Accordingly, we are compelled to reverse defendant’s conviction for aggravated mayhem.
Having reached this point, our inquiry does not end. Our holding that defendant lacked the specific intent necessary to convict him for aggravated mayhem does not eliminate the crime of simple mayhem (§ 203) which was given to the jury as a lesser included offense. Unlike aggravated mayhem, simple mayhem is a general intent crime. (E.g., People v. Sekona (1994) 27 Cal.App.4th 443.) Based upon its verdicts, the jury rejected defendant’s defense that the shot in question was accidental and found that defendant intended to cause great bodily injury to Rucker with that shot. Furthermore, it is not disputed that, as a result of the shot, Rucker lost a kidney and gall bladder.
“We are authorized under Penal Code section 1181, subdivision 6, to reduce a conviction to the lesser offense where the evidence shows the defendant is not guilty of the greater offense but is in fact guilty of a lesser offense. [Citation.]” (People v. Daly (1992) 8 Cal.App.4th 47, 57; see also § 1260.) In this case, we conclude that the evidence shows that defendant is guilty of simple mayhem. Therefore, the conviction on count 2 must be modified to reflect the offense of simple mayhem as set forth in section 203 and the sentence modified accordingly.

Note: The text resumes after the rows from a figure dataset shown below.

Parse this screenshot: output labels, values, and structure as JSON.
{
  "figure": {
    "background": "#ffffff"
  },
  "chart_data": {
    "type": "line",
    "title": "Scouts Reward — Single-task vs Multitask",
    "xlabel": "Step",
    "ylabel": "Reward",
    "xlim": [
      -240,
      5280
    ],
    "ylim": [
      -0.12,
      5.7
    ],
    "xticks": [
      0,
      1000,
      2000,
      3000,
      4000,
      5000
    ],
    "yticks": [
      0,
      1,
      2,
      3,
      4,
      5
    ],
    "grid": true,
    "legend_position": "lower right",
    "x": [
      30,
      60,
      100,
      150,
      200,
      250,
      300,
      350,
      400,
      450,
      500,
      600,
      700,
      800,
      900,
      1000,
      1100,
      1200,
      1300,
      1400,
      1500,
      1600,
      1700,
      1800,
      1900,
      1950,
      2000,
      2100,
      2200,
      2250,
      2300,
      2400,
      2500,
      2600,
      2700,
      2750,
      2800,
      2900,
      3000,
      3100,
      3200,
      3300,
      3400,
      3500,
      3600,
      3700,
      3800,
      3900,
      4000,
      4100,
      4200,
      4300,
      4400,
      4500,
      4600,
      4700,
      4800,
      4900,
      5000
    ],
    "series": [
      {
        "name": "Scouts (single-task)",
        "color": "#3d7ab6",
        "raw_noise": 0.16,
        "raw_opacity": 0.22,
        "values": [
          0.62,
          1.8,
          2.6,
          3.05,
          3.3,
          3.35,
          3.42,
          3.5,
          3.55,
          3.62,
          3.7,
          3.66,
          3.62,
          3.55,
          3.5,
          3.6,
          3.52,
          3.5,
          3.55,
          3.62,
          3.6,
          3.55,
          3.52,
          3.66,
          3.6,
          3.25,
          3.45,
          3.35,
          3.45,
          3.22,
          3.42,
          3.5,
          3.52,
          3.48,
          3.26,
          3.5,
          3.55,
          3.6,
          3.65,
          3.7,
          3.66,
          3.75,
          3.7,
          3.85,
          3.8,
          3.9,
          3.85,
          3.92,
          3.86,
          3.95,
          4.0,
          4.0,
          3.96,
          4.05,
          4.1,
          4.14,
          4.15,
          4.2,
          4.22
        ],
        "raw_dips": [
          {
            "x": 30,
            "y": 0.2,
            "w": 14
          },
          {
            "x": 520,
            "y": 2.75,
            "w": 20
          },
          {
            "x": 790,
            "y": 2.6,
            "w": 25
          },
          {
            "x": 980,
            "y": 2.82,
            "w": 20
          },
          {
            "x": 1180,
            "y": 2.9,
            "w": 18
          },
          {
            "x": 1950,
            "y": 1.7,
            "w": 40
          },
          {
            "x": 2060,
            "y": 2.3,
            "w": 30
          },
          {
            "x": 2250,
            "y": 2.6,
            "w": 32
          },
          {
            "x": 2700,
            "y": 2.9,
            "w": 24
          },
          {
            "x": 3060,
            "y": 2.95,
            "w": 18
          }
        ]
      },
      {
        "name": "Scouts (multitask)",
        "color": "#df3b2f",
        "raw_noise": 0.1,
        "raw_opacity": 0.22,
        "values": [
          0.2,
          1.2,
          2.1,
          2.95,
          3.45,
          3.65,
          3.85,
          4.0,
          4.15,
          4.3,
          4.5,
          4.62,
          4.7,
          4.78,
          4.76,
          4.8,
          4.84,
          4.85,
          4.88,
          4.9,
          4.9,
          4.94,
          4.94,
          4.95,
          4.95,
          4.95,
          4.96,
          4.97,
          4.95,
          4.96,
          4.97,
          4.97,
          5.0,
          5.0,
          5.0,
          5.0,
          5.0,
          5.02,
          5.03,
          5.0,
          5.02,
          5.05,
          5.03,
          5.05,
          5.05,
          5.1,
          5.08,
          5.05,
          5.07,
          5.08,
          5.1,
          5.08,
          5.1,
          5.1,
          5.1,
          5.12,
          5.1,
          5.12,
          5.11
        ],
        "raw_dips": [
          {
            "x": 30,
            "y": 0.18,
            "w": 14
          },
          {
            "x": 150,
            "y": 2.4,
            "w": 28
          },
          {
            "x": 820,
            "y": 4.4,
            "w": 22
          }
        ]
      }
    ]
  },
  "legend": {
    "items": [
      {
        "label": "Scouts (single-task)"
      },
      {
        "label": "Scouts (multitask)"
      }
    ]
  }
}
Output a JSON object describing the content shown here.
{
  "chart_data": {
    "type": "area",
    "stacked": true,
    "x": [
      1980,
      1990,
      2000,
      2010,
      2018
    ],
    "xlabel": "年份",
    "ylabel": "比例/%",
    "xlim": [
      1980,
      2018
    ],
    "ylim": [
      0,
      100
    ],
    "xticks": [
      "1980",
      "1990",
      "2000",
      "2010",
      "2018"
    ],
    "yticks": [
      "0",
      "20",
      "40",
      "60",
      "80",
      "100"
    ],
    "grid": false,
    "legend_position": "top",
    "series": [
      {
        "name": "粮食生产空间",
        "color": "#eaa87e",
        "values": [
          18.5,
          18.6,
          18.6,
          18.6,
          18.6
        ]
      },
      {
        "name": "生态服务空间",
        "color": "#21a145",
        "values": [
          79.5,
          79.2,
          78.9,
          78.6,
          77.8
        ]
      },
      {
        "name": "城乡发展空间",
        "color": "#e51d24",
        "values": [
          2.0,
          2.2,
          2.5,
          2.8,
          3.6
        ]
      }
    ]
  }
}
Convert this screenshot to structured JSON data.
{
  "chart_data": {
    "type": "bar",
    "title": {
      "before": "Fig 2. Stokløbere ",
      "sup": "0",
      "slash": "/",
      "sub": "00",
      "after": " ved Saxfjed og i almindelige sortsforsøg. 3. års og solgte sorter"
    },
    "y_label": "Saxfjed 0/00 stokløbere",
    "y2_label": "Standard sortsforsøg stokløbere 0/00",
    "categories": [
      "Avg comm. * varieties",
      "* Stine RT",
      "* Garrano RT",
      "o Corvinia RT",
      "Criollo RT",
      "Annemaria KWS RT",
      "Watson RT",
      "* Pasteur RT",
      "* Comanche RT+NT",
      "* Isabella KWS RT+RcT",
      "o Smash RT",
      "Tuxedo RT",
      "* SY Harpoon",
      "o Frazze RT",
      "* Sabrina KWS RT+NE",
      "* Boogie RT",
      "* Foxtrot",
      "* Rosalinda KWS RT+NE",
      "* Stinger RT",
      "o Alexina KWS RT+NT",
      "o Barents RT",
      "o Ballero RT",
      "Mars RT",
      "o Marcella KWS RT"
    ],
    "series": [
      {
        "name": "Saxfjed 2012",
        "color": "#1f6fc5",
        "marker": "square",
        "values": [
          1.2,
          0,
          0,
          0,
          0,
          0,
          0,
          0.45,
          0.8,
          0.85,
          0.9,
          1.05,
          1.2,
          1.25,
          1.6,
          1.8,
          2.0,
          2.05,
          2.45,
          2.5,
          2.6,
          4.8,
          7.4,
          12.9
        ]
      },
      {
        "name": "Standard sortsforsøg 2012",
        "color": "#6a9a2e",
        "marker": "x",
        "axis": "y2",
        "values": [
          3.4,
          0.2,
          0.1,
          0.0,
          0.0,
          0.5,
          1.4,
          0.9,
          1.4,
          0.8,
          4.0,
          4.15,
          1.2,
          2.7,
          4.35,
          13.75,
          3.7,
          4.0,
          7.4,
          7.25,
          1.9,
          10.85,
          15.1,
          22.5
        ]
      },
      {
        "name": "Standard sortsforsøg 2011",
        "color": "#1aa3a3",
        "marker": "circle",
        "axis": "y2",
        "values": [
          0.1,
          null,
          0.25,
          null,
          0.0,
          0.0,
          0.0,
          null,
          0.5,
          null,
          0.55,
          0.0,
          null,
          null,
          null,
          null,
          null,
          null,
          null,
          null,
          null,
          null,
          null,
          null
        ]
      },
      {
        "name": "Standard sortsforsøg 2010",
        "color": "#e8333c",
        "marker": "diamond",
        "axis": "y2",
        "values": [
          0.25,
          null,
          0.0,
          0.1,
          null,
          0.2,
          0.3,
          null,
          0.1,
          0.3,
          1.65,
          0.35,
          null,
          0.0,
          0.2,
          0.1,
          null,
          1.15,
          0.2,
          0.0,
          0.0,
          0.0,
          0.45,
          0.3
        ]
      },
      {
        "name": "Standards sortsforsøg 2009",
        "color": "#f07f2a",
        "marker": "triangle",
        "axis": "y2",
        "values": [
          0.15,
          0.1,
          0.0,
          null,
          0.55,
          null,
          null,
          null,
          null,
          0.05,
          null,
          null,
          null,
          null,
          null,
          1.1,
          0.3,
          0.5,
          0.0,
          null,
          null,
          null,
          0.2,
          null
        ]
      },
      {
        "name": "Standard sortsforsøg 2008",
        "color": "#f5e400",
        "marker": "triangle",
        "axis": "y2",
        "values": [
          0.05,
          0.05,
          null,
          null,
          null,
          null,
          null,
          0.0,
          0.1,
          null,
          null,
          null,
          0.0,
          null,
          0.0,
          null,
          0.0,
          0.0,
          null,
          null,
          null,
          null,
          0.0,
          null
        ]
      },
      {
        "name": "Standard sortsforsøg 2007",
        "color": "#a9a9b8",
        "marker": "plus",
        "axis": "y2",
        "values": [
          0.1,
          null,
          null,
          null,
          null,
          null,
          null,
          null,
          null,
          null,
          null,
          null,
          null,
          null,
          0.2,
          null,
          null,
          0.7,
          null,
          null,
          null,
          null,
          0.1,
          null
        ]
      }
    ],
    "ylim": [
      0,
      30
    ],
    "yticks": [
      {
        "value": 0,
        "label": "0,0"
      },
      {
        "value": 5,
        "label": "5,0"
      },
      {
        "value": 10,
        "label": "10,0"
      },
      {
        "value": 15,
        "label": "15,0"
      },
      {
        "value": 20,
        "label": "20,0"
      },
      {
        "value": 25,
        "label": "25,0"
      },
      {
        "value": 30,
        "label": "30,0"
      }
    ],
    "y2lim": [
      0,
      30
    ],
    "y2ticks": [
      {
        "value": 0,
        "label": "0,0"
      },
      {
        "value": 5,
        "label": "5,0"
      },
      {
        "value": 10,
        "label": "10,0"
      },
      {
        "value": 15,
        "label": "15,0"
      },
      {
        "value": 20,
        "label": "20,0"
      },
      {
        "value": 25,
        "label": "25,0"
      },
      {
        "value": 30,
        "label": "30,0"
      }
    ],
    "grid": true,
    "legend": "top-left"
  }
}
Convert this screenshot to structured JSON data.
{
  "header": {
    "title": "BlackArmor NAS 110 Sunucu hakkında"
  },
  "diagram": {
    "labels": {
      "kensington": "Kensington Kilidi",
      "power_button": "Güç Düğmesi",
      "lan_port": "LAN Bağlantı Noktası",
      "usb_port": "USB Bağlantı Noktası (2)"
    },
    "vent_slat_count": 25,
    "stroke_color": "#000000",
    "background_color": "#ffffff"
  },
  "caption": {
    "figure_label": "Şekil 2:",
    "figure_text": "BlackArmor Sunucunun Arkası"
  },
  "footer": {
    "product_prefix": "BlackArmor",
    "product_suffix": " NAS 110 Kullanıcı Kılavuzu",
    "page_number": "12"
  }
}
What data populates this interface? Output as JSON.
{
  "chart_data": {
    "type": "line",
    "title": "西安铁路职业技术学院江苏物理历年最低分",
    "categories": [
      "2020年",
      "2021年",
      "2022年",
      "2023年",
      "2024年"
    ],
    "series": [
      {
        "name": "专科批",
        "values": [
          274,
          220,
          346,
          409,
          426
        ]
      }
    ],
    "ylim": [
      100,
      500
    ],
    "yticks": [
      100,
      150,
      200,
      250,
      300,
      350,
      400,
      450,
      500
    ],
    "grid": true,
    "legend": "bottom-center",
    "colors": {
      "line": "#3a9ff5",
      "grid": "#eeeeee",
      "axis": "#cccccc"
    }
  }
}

Because the sentence imposed on count 2 served as the base term for defendant’s sentence, we will remand to the trial court for resentencing in order that the trial court may exercise its sentencing discretion in light of the modification to the conviction on this count that we order.
FOOTNOTES:
The parties agree that the jury’s finding not true the great bodily injury allegation accompanying the attempted murder count, while finding true the same allegation accompanying the assault with a firearm count, strongly suggests that the jury based the aggravated mayhem conviction on the first shot to the abdomen and the attempted murder conviction on the second shot to the shoulder area.
This decision was a felony murder case in which simple mayhem (§ 203) was the underlying felony. In that case, the defendant inflicted about 25 small punctures on the left side of the victim’s face, probably with a screwdriver. In addition, defendant fractured the right side of the victim’s face and head and extensively tore her right ear, probably using a brick. (People v. Campbell, supra, 193 Cal.App.3d at pp. 1660-1661, 1668.) In holding that substantial evidence supported a finding of specific intent to maim the victim, the court wrote: “The attack was focused on Pekny’s face and head. The facts indicate Campbell limited the amount of force he used with the screwdriver rather than stabbing with his full force, and limited the scope of the attack with the brick to the head and face, rather than randomly attacking Pekny’s body. The controlled and directed nature of the attack supports an inference Campbell intended to disfigure Pekny’s face, including her right ear.” (Id. at pp. 1668-1669.)